US Treasury Secretary Jacob Lew called Monday for the US to maintain its global economic leadership and not cede it to others like China in a tide of protectionist sentiment.
With some US presidential candidates advocating a pullback from the post-World War II Bretton Woods structure that rebuilt the global economic structure guided by the World Bank and International Monetary Fund, Lew said the next administration needs to remain committed to those principles.
"If we want it to work for the American people, we need to embrace new players on the global economic stage and make sure they meet the standards of the system we created," he said in a speech at the Council on Foreign Relations.
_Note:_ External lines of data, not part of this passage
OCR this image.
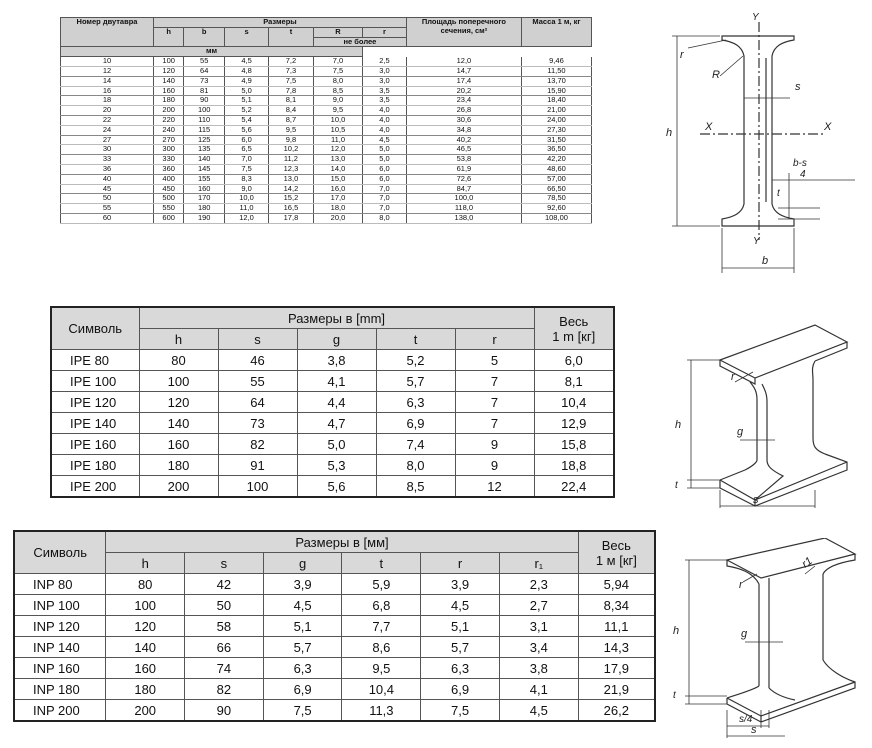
Номер двутавра	Размеры						Площадь поперечного сечения, см²	Масса 1 м, кг
	h	b	s	t	R	r		
					не более			
мм								
10	100	55	4,5	7,2	7,0	2,5	12,0	9,46
12	120	64	4,8	7,3	7,5	3,0	14,7	11,50
14	140	73	4,9	7,5	8,0	3,0	17,4	13,70
16	160	81	5,0	7,8	8,5	3,5	20,2	15,90
18	180	90	5,1	8,1	9,0	3,5	23,4	18,40
20	200	100	5,2	8,4	9,5	4,0	26,8	21,00
22	220	110	5,4	8,7	10,0	4,0	30,6	24,00
24	240	115	5,6	9,5	10,5	4,0	34,8	27,30
27	270	125	6,0	9,8	11,0	4,5	40,2	31,50
30	300	135	6,5	10,2	12,0	5,0	46,5	36,50
33	330	140	7,0	11,2	13,0	5,0	53,8	42,20
36	360	145	7,5	12,3	14,0	6,0	61,9	48,60
40	400	155	8,3	13,0	15,0	6,0	72,6	57,00
45	450	160	9,0	14,2	16,0	7,0	84,7	66,50
50	500	170	10,0	15,2	17,0	7,0	100,0	78,50
55	550	180	11,0	16,5	18,0	7,0	118,0	92,60
60	600	190	12,0	17,8	20,0	8,0	138,0	108,00
Символь	Размеры в [mm]					Весь
1 m [кг]
	h	s	g	t	r	
IPE 80	80	46	3,8	5,2	5	6,0
IPE 100	100	55	4,1	5,7	7	8,1
IPE 120	120	64	4,4	6,3	7	10,4
IPE 140	140	73	4,7	6,9	7	12,9
IPE 160	160	82	5,0	7,4	9	15,8
IPE 180	180	91	5,3	8,0	9	18,8
IPE 200	200	100	5,6	8,5	12	22,4
Символь	Размеры в [мм]						Весь
1 м [кг]
	h	s	g	t	r	r₁	
INP 80	80	42	3,9	5,9	3,9	2,3	5,94
INP 100	100	50	4,5	6,8	4,5	2,7	8,34
INP 120	120	58	5,1	7,7	5,1	3,1	11,1
INP 140	140	66	5,7	8,6	5,7	3,4	14,3
INP 160	160	74	6,3	9,5	6,3	3,8	17,9
INP 180	180	82	6,9	10,4	6,9	4,1	21,9
INP 200	200	90	7,5	11,3	7,5	4,5	26,2
Y
Y
r
R
s
h	X	X
b-s
4
t
b
r
h
g
t
s
r
r1
h	g
t
s/4
s
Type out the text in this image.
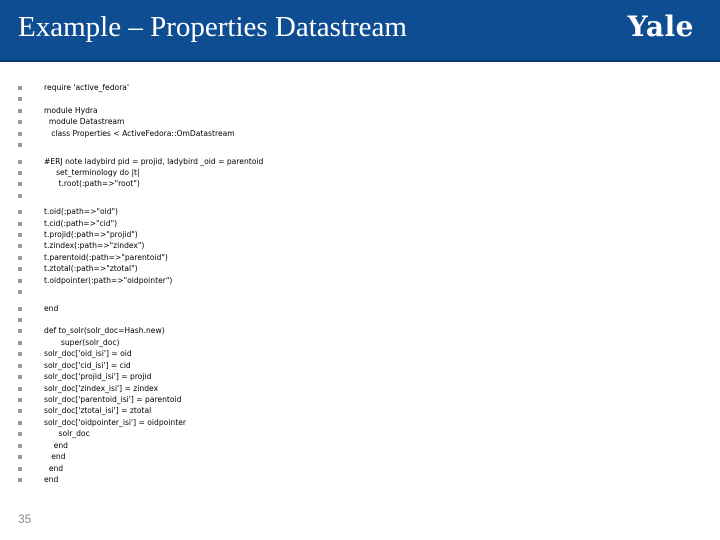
Example – Properties Datastream	Yale
require 'active_fedora'
module Hydra
module Datastream
class Properties < ActiveFedora::OmDatastream
#ERJ note ladybird pid = projid, ladybird _oid = parentoid
set_terminology do |t|
t.root(:path=>"root")
t.oid(:path=>"oid")
t.cid(:path=>"cid")
t.projid(:path=>"projid")
t.zindex(:path=>"zindex")
t.parentoid(:path=>"parentoid")
t.ztotal(:path=>"ztotal")
t.oidpointer(:path=>"oidpointer")
end
def to_solr(solr_doc=Hash.new)
super(solr_doc)
solr_doc['oid_isi'] = oid
solr_doc['cid_isi'] = cid
solr_doc['projid_isi'] = projid
solr_doc['zindex_isi'] = zindex
solr_doc['parentoid_isi'] = parentoid
solr_doc['ztotal_isi'] = ztotal
solr_doc['oidpointer_isi'] = oidpointer
solr_doc
end
end
end
end
35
"The worst possible outcome would be to step away from our leadership role and let others fill in behind us."
Lew argued that the Bretton Woods system, with its focus on increasing cooperation on trade and financial regulation and on fighting poverty, had underpinned a quadrupling of world per capita income since 1950.
"American leadership was essential to the creation of that system and the progress it yielded," he said.
In recent years, the system made possible rapid response through the IMF and World Bank to the Ebola crisis in West Africa and the economic and political crisis in Ukraine.
It also helped make effective US sanctions on Iran, Russia and North Korea, Lew argued.
The administration of President Barack Obama, now in its final year, has faced persistent resistance in Congress to support for the IMF, cooperation with China, and to two Obama-driven international trade treaties, one spanning the Pacific and another cross-Atlantic deal with the European Union.
A number the current candidates to replace Obama, led by Republican hopeful Donald Trump, have campaigned on opposition to the trade deals and putting up more barriers to foreign competitors.
Lew argued that the global system does better when the United States is leading, and that institutions like the World Bank and IMF "amplify US influence on the global stage."
In addition, he added, the United States and China, the two largest economies, "have a unique responsibility to work together to advance shared prosperity, maintain a constructive global economic order, and make progress on critical challenges like climate change."